Avant et au-delà de toutes les explications sociales et politiques, la violence et l'écrasement de l'autre trouvent leur racine ultime dans le fait d'avoir oublié Dieu, d'avoir contrefait son visage, d'avoir utilisé la relation religieuse avec lui de manière instrumentale et fausse, comme cela se produit trop souvent dans cette Terre Sainte qui est la nôtre. Celui qui ne sait pas appeler son prochain "frère" ne peut pas appeler Dieu "Père". Mais il est encore plus vrai que nous ne pouvons pas nous reconnaître frères si nous ne revenons pas au vrai Dieu, si nous ne le reconnaissons pas comme un Père qui aime tout le monde. Si nous ne trouvons pas Dieu dans notre vie, nous nous perdrons inévitablement à Noël et nous nous retrouverons à errer seuls dans la nuit, sans destination, en proie à nos instincts violents et égoïstes.

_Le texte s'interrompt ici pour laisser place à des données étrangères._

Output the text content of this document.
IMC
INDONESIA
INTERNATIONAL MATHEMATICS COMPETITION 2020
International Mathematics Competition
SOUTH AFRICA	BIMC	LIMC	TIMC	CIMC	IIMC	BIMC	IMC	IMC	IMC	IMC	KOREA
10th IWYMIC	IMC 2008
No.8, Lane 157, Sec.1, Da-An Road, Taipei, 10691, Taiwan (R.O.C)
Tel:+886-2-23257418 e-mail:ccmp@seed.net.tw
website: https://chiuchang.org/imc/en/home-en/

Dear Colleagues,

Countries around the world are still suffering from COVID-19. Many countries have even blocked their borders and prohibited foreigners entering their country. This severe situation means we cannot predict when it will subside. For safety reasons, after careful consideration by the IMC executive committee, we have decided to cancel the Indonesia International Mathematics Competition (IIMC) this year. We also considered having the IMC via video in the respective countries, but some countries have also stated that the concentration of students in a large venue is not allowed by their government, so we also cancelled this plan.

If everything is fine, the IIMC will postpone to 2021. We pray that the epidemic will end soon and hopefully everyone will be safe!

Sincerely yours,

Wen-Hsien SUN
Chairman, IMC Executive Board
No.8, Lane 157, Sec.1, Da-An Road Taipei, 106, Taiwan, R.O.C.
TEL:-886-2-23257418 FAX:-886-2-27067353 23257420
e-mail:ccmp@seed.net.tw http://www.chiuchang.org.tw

Mais le "oui" de Marie et de Joseph est aussi le lieu de Noël. Leur obéissance et leur fidélité sont la maison dans laquelle le Fils est venu habiter. La volonté de Dieu n'est pas une puissance qui soumet et fait plier, mais un Amour qui ne déploie toute sa force que lorsqu'il est accueilli dans une liberté fidèle et généreuse, la vraie liberté, qui n'est pas l'arbitraire mais la responsabilité aimante de notre vie et de celle des autres. Le Fils de Dieu, engendré par le Père, entre dans le temps par la porte ouverte de la liberté humaine. Là où un homme et une femme disent "oui" à Dieu, c'est Noël ! Là où quelqu'un est prêt à mettre sa vie au service de la Paix qui vient d'en haut, au lieu de chercher son propre intérêt, là le Fils naît et renaît. Alors, si nous voulons que ce soit Noël, même en temps de guerre, nous devons tous multiplier les gestes de fraternité, de paix, d'accueil, de pardon, de réconciliation.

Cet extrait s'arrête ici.